Rusia comenzó a atacar la infraestructura energética de Ucrania en el primer año de la guerra. En ese momento los ataques fueron dispersos. Este invierno, se concentraron en ciudades importantes como Kiev, Kharkiv, Odessa y Dnipro, y fueron castigadores en escala y frecuencia. Un solo bombardeo podría incluir docenas de misiles y cientos de drones, abrumando las ya maltrechas defensas aéreas de Ucrania. En una conferencia de prensa reciente, el presidente de Ucrania, Volodymyr Zelensky, reveló que varios sistemas de defensa aérea acababan de ser reemplazados después de que se agotaron los misiles; no dijo por cuánto tiempo.
Los ataques sumieron a gran parte del país en una oscuridad prolongada. (Solo DTEK perdió más de dos tercios de su capacidad de generación). La mayoría de los apagones, pero no todos, se anuncian con antelación. Lviv, a cuarenta y cinco millas al este de la frontera con Polonia, una ciudad de más de setecientas mil personas, escapó de lo peor. El período más largo sin electricidad en mi departamento fue de ocho horas. Incómodo, sí, pero no insoportable. Dejé de almacenar nada en mi congelador y revisé el cronograma de cortes publicado en línea todas las mañanas antes de cargar la ropa. Por la noche, cuando se corta la electricidad, preparo la cena y leo a la luz de una linterna. A menudo me acuesto temprano, arrullado por el suave zumbido del generador diésel de dieciocho kilovatios que alimenta la tienda de la calle.

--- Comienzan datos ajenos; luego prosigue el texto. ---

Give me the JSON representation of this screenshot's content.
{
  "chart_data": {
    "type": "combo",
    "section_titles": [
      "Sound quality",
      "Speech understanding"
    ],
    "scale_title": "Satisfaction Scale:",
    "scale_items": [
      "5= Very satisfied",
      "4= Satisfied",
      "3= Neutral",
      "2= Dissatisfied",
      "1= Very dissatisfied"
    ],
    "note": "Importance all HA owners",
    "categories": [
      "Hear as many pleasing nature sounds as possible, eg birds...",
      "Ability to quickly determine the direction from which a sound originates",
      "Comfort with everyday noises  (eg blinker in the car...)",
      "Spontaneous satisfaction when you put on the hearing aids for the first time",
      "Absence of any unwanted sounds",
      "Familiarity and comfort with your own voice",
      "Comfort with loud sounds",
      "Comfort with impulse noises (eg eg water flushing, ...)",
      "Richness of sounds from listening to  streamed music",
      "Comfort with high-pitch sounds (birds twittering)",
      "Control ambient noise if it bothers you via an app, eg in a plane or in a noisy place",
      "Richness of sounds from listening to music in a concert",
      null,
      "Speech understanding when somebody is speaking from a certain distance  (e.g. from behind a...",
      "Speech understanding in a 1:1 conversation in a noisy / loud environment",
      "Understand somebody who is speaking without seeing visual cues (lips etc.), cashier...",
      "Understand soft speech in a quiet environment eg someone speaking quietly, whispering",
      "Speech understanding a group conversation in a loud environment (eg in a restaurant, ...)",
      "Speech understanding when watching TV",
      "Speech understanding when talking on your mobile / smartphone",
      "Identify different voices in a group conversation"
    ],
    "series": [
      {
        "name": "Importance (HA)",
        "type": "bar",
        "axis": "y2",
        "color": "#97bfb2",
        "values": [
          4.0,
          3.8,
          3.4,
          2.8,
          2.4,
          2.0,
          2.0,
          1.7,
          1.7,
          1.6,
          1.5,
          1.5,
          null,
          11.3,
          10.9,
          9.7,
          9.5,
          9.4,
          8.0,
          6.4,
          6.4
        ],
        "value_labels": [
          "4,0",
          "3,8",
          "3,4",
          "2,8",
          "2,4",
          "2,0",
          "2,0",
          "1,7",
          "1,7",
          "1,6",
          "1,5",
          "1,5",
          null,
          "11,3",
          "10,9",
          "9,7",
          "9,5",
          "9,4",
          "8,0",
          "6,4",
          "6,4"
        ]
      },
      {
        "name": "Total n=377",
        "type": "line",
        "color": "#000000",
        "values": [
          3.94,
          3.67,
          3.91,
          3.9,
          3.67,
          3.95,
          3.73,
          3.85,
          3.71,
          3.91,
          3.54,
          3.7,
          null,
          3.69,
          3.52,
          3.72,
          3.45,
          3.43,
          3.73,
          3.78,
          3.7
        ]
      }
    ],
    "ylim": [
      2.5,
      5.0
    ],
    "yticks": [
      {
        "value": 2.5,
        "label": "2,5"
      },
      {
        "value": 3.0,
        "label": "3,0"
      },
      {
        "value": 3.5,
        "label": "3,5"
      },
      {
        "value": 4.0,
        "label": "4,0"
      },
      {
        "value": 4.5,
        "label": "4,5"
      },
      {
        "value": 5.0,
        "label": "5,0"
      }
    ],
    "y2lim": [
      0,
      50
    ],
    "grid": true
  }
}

En algunas partes de Kyiv, por el contrario, los cortes continuaron durante semanas. Las duchas calientes son un lujo en la mayor parte de la ciudad, es mejor evitar los ascensores y las tuberías congeladas se convierten en un peligro generalizado de inundaciones. Las vacaciones de invierno para las escuelas se han extendido hasta finales de enero, y los edificios carecen de calefacción y electricidad, lo que los hace inseguros para los estudiantes. A menudo no es muy bueno en casa; Para protegerse del frío, la gente empezó a calentar ladrillos en sus estufas de gas y a amontonarse en tiendas de campaña instaladas en sus salas de estar. «Los rusos están utilizando el invierno como un arma», dice Daria Badior, periodista y crítica cultural ucraniana que divide su tiempo entre Lviv y Kiev. «Quieren que Kiev sufra». El 24 de enero, una huelga masiva dejó sin calefacción a casi la mitad de los doce mil edificios de apartamentos de la ciudad. Unos seiscientos edificios de apartamentos también se quedaron sin electricidad y agua en la densamente poblada Troischina, en la orilla este del río Dniéper. Los equipos de respuesta a emergencias instalaron rápidamente dos campamentos de tiendas de campaña en el vecindario, brindando a los residentes locales un lugar para calentarse y cargar sus teléfonos. El martes, Rusia lanzó otro bombardeo masivo, atacando plantas de energía en al menos seis regiones de Ucrania y burlándose del presidente Donald Trump, quien ha pedido una pausa en tales ataques. En algunas partes de Kiev, más de mil cien edificios de apartamentos se quedaron sin calefacción y las temperaturas descendieron a -13 grados Fahrenheit.